Gargalhadas ecoaram na casa paroquial. Ciscos nos olhos. Sabidas, as enfermeiras piscaram entre si.
— Ué… A irmã Rosa morreu? — aquela ladainha já estava enchendo o saco, até mesmo de um sapo pulverizado com sal, que a tudo assistia contrariado, calado e frio. Quem judiara do feioso anfíbio, ainda mais dentro de um antro religioso repleto de idôneas e envelhecidas criaturas?
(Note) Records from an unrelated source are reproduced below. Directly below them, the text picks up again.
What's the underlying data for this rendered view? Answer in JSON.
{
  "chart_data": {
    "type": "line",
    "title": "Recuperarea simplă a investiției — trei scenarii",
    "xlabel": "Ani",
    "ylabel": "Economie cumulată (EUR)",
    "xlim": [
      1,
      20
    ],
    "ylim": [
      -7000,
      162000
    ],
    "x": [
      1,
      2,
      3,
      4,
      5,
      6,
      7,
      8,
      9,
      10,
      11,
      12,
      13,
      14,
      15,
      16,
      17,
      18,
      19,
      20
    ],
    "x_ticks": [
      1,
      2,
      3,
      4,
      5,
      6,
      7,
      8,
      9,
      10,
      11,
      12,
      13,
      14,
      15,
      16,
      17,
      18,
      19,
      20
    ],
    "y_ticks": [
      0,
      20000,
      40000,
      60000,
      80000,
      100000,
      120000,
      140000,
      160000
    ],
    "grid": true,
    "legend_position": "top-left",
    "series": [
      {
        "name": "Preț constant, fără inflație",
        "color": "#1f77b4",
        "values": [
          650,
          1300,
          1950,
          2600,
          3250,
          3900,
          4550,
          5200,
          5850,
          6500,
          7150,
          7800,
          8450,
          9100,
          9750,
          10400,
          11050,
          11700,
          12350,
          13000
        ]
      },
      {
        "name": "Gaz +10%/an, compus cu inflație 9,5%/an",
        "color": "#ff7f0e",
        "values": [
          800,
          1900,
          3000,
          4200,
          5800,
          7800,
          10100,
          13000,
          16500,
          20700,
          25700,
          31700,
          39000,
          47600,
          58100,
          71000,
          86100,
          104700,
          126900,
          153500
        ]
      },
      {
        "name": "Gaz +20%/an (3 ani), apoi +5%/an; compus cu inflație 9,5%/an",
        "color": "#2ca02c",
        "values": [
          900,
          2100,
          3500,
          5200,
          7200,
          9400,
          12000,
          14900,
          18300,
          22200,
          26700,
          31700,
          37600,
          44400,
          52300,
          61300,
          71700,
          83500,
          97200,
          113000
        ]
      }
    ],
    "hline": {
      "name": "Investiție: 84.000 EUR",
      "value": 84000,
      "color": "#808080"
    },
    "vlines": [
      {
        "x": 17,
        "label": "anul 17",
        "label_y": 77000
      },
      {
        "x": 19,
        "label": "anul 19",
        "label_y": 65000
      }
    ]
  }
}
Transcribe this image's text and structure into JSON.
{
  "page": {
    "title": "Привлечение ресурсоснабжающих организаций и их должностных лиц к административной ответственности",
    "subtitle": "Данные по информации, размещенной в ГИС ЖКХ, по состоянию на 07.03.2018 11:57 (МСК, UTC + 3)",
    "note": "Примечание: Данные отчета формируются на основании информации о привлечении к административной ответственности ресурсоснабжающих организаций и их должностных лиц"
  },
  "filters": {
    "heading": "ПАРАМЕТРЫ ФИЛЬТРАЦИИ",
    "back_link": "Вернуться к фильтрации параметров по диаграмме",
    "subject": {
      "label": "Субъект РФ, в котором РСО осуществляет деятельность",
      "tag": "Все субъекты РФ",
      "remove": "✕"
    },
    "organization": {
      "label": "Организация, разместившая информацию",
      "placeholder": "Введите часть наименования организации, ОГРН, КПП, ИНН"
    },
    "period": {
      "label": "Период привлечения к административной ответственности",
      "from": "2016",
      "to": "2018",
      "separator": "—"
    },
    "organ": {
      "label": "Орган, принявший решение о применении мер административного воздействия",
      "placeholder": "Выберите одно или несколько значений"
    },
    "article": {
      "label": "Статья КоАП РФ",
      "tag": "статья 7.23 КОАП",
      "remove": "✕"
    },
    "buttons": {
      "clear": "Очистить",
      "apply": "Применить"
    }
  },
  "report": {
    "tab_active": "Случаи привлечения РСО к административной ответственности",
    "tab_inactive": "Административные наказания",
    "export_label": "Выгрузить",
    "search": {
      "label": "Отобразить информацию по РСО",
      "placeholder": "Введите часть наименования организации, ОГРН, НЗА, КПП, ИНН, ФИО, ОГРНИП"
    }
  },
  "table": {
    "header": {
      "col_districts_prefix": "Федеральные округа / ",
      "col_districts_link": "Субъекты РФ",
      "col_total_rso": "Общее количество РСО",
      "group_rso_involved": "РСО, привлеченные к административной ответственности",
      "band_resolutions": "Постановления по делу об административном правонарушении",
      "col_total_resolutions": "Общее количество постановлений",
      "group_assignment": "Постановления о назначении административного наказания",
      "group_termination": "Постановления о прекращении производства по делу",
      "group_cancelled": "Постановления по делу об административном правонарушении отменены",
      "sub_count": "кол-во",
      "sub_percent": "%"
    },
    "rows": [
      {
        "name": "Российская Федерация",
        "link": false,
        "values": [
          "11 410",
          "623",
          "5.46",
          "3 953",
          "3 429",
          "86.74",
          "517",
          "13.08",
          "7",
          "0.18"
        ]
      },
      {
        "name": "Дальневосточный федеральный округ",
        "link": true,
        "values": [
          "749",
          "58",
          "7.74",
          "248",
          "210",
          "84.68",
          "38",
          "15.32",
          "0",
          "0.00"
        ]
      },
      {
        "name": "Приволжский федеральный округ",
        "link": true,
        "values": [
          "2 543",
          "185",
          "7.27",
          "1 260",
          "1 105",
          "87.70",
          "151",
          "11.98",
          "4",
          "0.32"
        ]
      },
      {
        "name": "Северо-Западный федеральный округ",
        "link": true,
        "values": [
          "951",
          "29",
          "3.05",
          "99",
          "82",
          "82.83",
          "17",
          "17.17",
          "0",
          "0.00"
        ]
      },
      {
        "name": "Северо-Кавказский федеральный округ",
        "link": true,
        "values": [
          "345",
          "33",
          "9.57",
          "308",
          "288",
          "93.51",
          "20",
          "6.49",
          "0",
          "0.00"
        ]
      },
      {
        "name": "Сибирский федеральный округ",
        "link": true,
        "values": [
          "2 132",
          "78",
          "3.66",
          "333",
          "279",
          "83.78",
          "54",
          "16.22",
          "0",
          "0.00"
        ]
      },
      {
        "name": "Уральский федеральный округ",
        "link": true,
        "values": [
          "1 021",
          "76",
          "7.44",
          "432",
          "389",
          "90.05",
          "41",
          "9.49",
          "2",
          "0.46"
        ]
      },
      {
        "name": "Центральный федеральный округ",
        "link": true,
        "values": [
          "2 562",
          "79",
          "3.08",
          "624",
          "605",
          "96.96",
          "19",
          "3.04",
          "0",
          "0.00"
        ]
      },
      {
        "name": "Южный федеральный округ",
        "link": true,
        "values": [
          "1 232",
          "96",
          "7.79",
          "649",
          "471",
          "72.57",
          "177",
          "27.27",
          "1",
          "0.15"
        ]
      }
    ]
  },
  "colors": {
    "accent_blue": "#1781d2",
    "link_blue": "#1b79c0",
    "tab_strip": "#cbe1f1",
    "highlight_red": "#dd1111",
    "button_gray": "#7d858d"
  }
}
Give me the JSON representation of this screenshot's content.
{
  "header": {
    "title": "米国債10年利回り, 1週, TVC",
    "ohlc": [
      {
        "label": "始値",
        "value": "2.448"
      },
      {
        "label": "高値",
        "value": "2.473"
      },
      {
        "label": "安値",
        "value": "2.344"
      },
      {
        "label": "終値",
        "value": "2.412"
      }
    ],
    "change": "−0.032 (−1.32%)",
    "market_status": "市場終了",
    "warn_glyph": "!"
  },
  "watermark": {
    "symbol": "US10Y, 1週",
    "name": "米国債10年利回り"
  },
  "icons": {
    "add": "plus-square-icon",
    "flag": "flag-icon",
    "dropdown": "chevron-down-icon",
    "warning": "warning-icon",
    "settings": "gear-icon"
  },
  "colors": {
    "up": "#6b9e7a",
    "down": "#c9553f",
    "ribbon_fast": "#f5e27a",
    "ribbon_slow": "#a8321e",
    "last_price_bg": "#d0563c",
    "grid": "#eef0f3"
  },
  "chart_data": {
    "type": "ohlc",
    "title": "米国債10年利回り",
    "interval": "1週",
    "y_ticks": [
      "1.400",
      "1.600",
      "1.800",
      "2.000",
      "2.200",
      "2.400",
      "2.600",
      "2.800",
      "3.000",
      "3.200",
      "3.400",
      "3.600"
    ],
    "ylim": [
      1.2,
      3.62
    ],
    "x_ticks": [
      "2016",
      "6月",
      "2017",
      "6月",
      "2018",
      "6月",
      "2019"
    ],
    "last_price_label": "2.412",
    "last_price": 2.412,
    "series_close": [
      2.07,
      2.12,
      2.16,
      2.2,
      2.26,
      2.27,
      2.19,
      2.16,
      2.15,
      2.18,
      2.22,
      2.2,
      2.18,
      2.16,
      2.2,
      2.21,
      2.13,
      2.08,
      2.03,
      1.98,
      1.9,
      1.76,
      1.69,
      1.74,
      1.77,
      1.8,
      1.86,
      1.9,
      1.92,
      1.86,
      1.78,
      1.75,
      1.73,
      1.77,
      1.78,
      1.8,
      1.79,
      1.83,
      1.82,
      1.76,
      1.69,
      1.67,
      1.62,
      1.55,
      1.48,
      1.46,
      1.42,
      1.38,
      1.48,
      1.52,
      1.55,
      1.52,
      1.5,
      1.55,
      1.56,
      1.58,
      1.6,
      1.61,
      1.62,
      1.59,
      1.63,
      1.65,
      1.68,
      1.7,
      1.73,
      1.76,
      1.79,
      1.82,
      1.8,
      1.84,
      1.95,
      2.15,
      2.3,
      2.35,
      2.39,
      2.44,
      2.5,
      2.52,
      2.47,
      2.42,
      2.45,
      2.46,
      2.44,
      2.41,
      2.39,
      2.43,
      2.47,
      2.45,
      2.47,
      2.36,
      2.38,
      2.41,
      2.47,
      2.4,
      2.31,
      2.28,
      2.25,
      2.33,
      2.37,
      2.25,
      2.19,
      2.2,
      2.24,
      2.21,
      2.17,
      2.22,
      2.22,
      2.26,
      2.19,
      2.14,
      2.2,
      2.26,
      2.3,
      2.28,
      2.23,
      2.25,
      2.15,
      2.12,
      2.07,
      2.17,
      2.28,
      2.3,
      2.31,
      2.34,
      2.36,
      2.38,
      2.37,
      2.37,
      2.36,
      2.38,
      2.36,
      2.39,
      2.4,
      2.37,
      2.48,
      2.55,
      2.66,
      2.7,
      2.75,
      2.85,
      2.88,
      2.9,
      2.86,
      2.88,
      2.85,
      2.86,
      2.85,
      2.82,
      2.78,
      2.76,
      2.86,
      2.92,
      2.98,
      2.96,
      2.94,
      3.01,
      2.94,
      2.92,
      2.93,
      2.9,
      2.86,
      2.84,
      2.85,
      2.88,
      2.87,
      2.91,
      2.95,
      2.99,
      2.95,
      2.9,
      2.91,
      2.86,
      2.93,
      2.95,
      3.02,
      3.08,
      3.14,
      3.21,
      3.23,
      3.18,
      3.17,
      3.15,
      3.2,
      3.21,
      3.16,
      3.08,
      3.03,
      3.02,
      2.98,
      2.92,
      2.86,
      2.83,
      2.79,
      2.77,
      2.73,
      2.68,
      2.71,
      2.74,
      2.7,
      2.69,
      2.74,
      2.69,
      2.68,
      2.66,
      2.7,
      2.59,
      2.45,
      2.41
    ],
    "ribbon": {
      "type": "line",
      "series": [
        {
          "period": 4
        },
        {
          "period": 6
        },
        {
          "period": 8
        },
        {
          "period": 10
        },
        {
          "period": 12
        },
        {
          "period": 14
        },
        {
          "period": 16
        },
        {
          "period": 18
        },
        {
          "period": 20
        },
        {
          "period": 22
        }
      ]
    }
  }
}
Uma cuidadora novata, cheia de paciência e viço, bonita que só vendo, mais adorável que a chuva suave quando cai na relva, explicou, pela enésima vez que, sim, a irmã Rosa tinha morrido, já tinha uma semana, de causas naturais, de velhice, de preguiça do coração em continuar batendo sem reconhecimento nem placa. Foi encontrada morta perto da horta — “Infausto fumegante da aorta”, palpitou o jardineiro enxerido que podava uma moita de corações-sangrentos — onde gostava que a colocassem todas as tardes, a não ser que o céu estivesse nublado — banho de chuva, todo mundo sabe, provoca pneumonia e excesso de esperança —, para que ela ouvisse os passarinhos rirem dos seres humanos, para que ela acompanhasse com seu par de olhinhos tristes — que a risonha terra haveria de comer — a marcha decidida das formigas nas costelas dos canteiros, para que ela sentisse na pele-pergaminho do seu rosto todo o plausível carinho da brisa, uma das raras demonstrações de afeto que ainda lhe restavam sobre a face da terra.